U.S. and German agencies are investigating a potential terror plot against U.S. military bases, buildings and citizens in Germany.

Authorities had no indication of an imminent attack within Germany or the United States, said FBI special agent Richard Kolko. "We remind the public to remain vigilant and report any suspicious activity to the appropriate law enforcement authorities," he said.

The plot was made public on April 20 when the U.S. Embassy in Berlin issued a warning to U.S. diplomatic and consular facilities in Germany to increase security and asking Americans there to increase their vigilance.
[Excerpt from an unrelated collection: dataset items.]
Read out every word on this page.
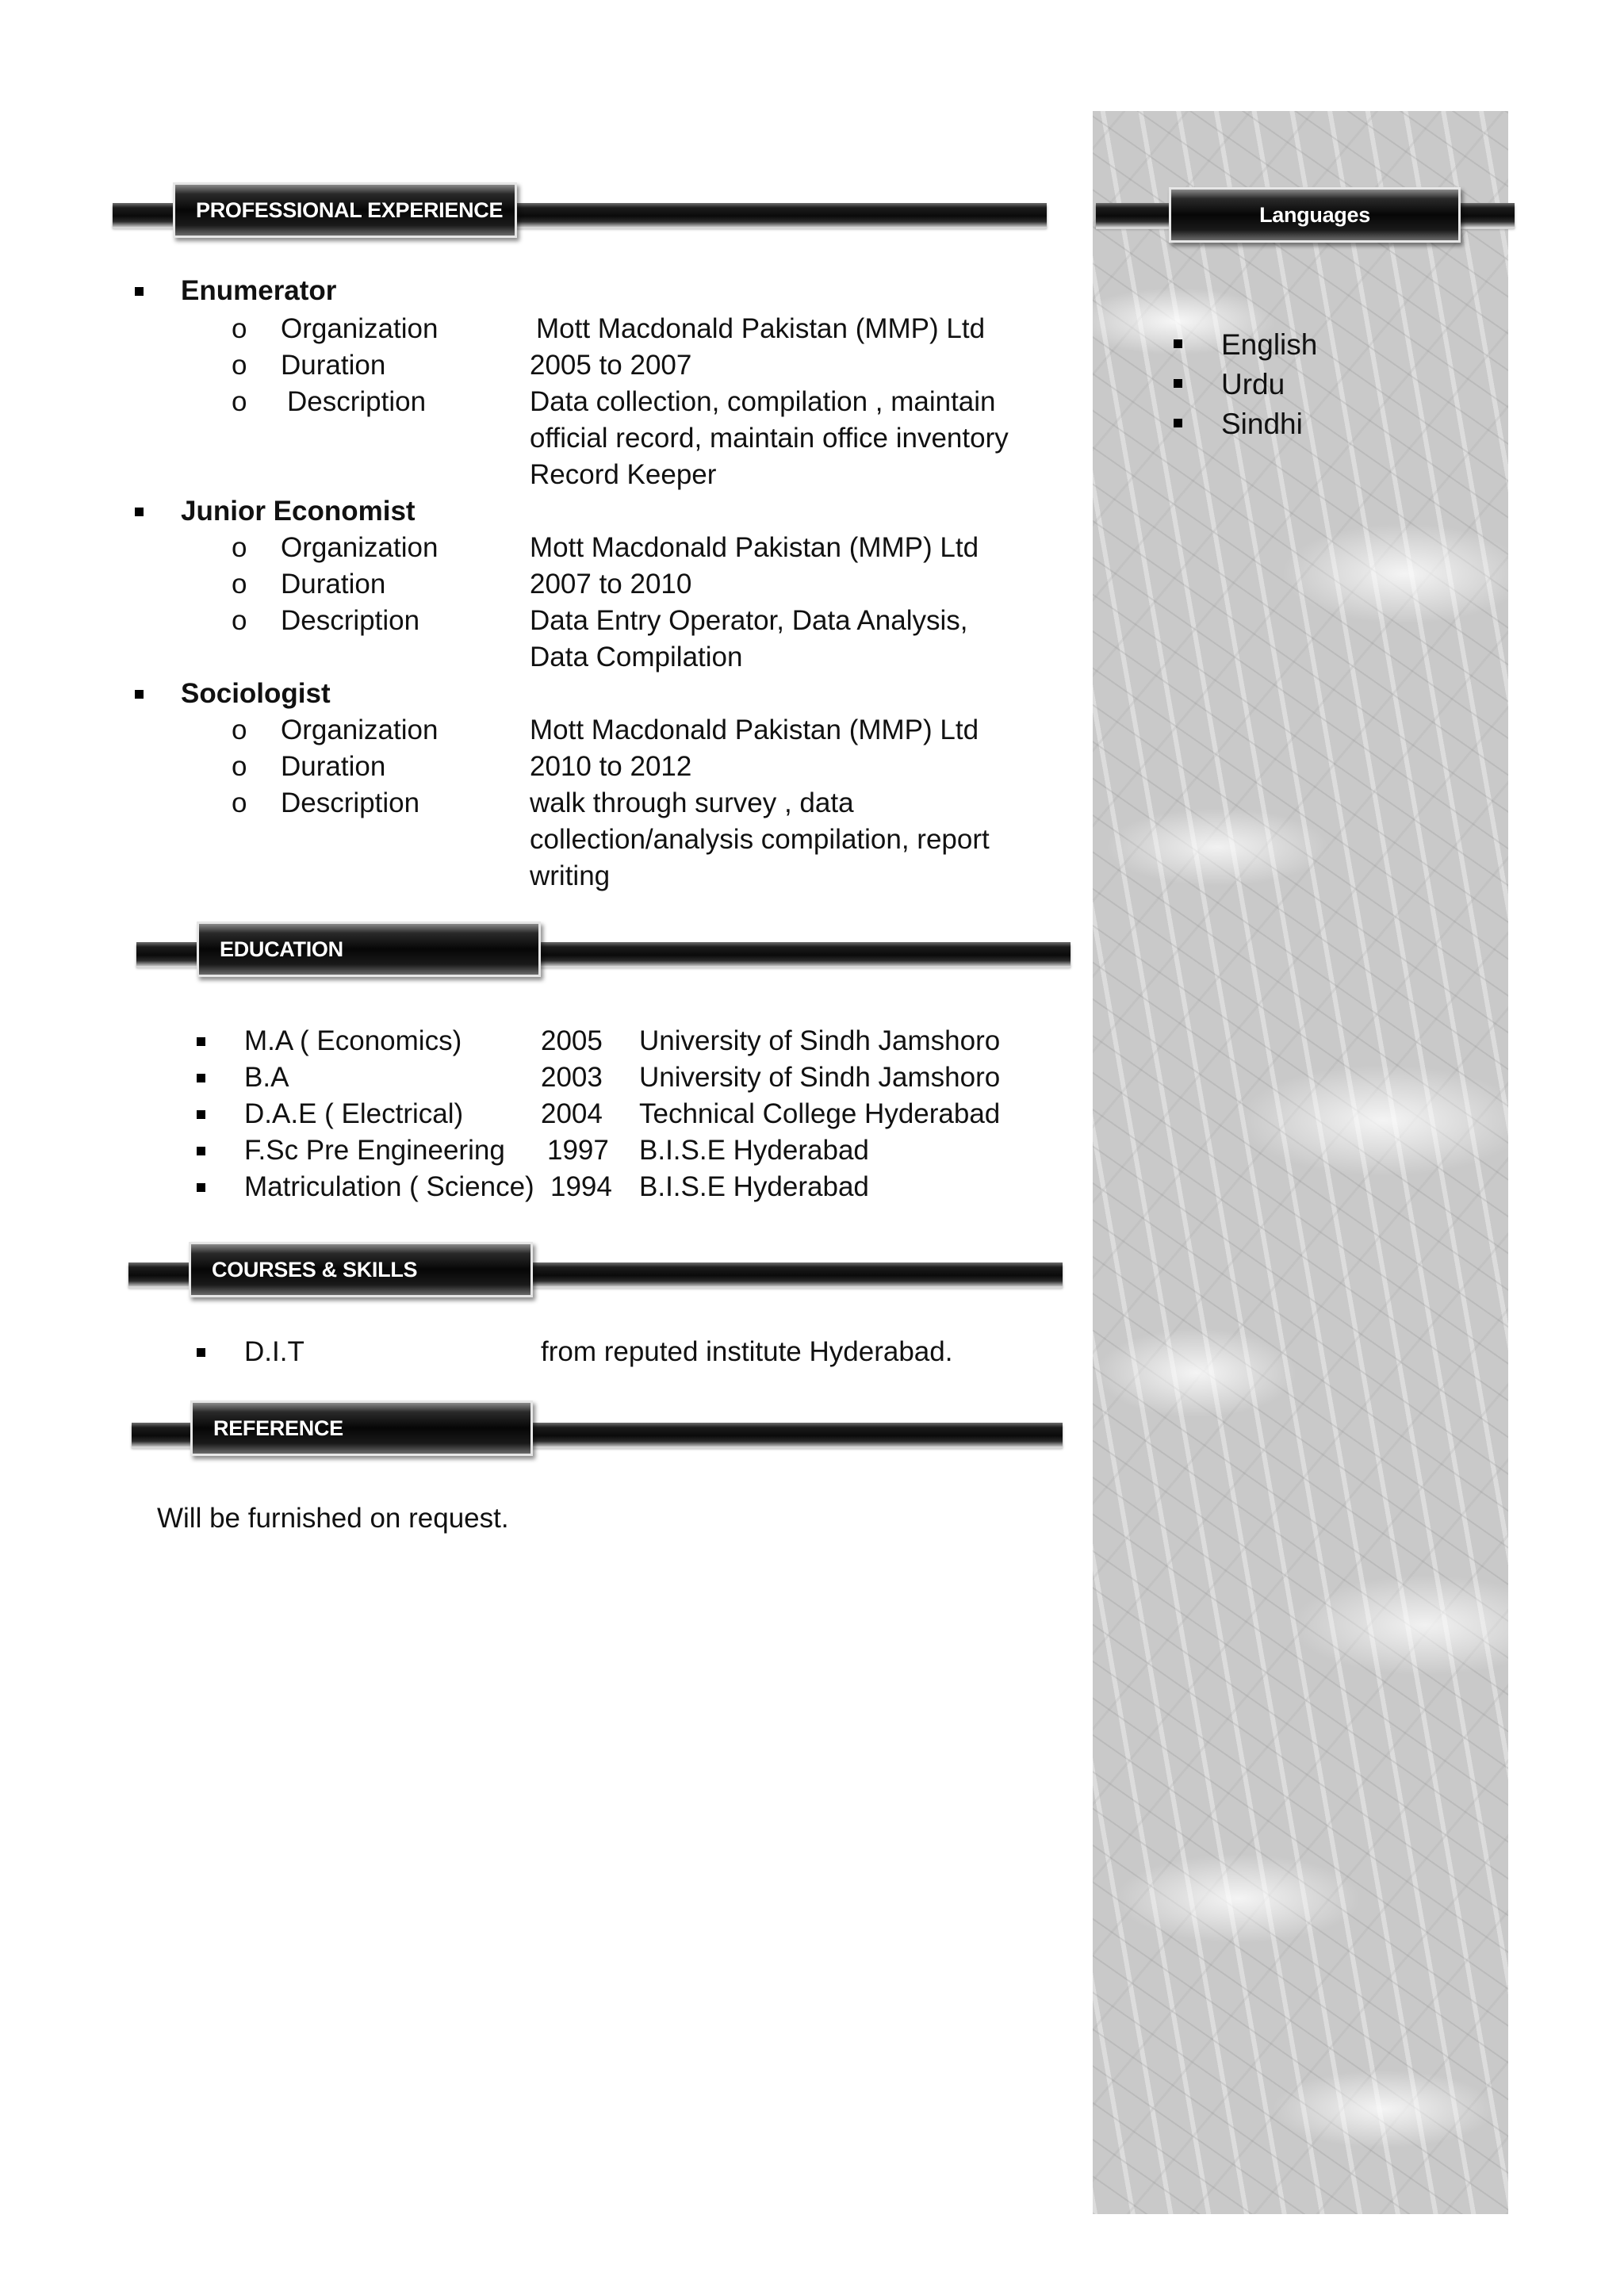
Languages
English
Urdu
Sindhi
PROFESSIONAL EXPERIENCE
Enumerator
o Organization	Mott Macdonald Pakistan (MMP) Ltd
o Duration	2005 to 2007
o Description	Data collection, compilation , maintain
official record, maintain office inventory
Record Keeper
Junior Economist
o Organization	Mott Macdonald Pakistan (MMP) Ltd
o Duration	2007 to 2010
o Description	Data Entry Operator, Data Analysis,
Data Compilation
Sociologist
o Organization	Mott Macdonald Pakistan (MMP) Ltd
o Duration	2010 to 2012
o Description	walk through survey , data
collection/analysis compilation, report
writing
EDUCATION
M.A ( Economics)	2005 University of Sindh Jamshoro
B.A	2003 University of Sindh Jamshoro
D.A.E ( Electrical)	2004 Technical College Hyderabad
F.Sc Pre Engineering 1997 B.I.S.E Hyderabad
Matriculation ( Science) 1994 B.I.S.E Hyderabad
COURSES & SKILLS
D.I.T	from reputed institute Hyderabad.
REFERENCE
Will be furnished on request.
Security outside U.S. bases in Germany also was stepped up.

A U.S. counterterrorism official, who also spoke on condition of anonymity, said the worry, then and now, is that U.S. military bases, American tourists and other U.S. interests in Germany could be attacked. Among other possibilities, the official said information gathered about the threat suggested that the plot could involve bombs or small arms. The threat information was not specific about the potential attack's time or location, the official said.

The official said counterterrorism authorities believed Islamic extremists were behind the planning, but the official had no reason to suspect al-Qaida specifically.

Gordon Johndroe, a spokesman for the White House's National Security Council, said, "The United States is working with German authorities, as we do with our allies around the world, to counter any potential terrorist activity."

The Homeland Security Department sought to make clear there was no known plot inside U.S. borders. "There is no credible intelligence to suggest an imminent threat to the homeland at this time," said spokesman Russ Knocke.

In Germany, the Interior Ministry said in a statement that federal prosecutors have opened an investigation, but no details could be provided.

Daniel Mattern, a spokesman for the U.S. Embassy in Berlin, said there had been no changes since it issued its April 20 warning for U.S. diplomatic and consular facilities.